The Bass Pro Whopper

Landing the big one will come at a steep price.



Several years ago, the Temptations sang a love song that included the line, "Like the size of the fish the man says broke his reel, it's growing."

In classic fish-story fashion, the cost of putting Bass Pro Shops in The Pyramid is growing to a whopping $110 million. Or more.

That's the amount of public financing sought in an application the hunting and fishing retailer filed in November with the Center City Revenue Finance Corporation.

Basically, the city will gut and fix up The Pyramid and Bass Pro will stock it with merchandise and attractions.

That's nearly twice the original cost of the iconic building when it was built 20 years ago for a figure ranging from $56 million to $65 million depending on which add-ons you count. It is also $47 million more than the $63 million the Memphis City Council approved in August "to redevelop the Pyramid and Pinch District."

Privately held Bass Pro, based in Missouri, has taken five years to get to this point. It competes with Cabela's, L.L. Bean, Gander Mountain, and locally owned hunting and fishing retailers such as Tommy Bronson Sporting Goods. There is a Bass Pro Shops already near Sycamore View and Interstate 40.

Critics have called the Pyramid proposal a glorified bait shop, a retailer whose cachet is fading in the crowded hunting and fishing field, and a company that has strung along several other attention-starved cities only to disappoint them. Even some former proponents of the deal now privately admit that Memphis would have been better off demolishing The Pyramid.

The cost of retrofitting The Pyramid — a geometrical variation of putting the proverbial square peg into a round hole — has gone from $30 million to $50 million to $63 million to $110 million, with a caveat that the price could rise to $121.6 million if the financing isn't completed before the end of December.

Would the public have swallowed this deal if the $110 million figure had been thrown out for consumption a couple of years ago or at any time that the City Council gave its approval? Of course not.

But this is another classic example of how things get done in downtown Memphis.

The Pyramid was pitched as a $39 million project. Beale Street Landing, which will cost at least $35 million, was pitched as a $27.4 million project. The convention center makeover price tag soared from $70 million to nearly $100 million.

Taxpayers, of course, get the bills, which are soft-sold as federal stimulus funds, state matching funds, tourism development zone taxes, or anything but property taxes. They enrich the financiers, architects and engineers, developers, and construction firms who get the big contracts.

In addition to gutting The Pyramid, funds would also be used to purchase 34 properties in the Pinch District east of The Pyramid and the Lone Star cement company property to the south.
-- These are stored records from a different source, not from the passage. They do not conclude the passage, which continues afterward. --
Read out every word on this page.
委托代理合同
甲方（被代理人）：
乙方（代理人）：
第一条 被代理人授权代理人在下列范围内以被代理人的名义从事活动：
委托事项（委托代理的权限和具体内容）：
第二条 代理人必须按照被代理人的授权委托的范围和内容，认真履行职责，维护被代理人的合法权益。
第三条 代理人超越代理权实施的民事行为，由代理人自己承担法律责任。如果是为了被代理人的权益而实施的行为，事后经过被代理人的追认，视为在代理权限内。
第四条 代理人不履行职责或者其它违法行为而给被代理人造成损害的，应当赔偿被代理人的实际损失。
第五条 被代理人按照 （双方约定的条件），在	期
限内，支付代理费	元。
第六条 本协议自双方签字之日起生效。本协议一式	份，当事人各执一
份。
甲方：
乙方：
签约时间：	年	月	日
The offer is $7 million for the Pinch properties and $10 million for Lone Star and its cluster of towers with the "Memphis" sign on top next to the Interstate 40 ramp.

Morgan Keegan is the lead bond underwriter. O.T. Marshall Architects is the architecture and engineering firm. Poag & McEwen is the proposed retail developer of The Pinch.

Robert Lipscomb, head of the Division of Housing and Community Development and a holdover from the Willie Herenton administration, is the project mastermind.

The application says the bonds "will be secured by tourism zone revenue which is projected to exceed $24 million annually." A total of $42 million of the financing is from Recovery Zone Economic development bonds.

Bass Pro is moving along concurrently with two other major downtown projects: Beale Street Landing, with a shortfall of $6.7 million, and the relocation of Pinnacle Airlines to One Commerce Square for a multimillion-dollar package of incentives including tax abatements.

Downtown is getting a facelift, but it's coming at a steep price.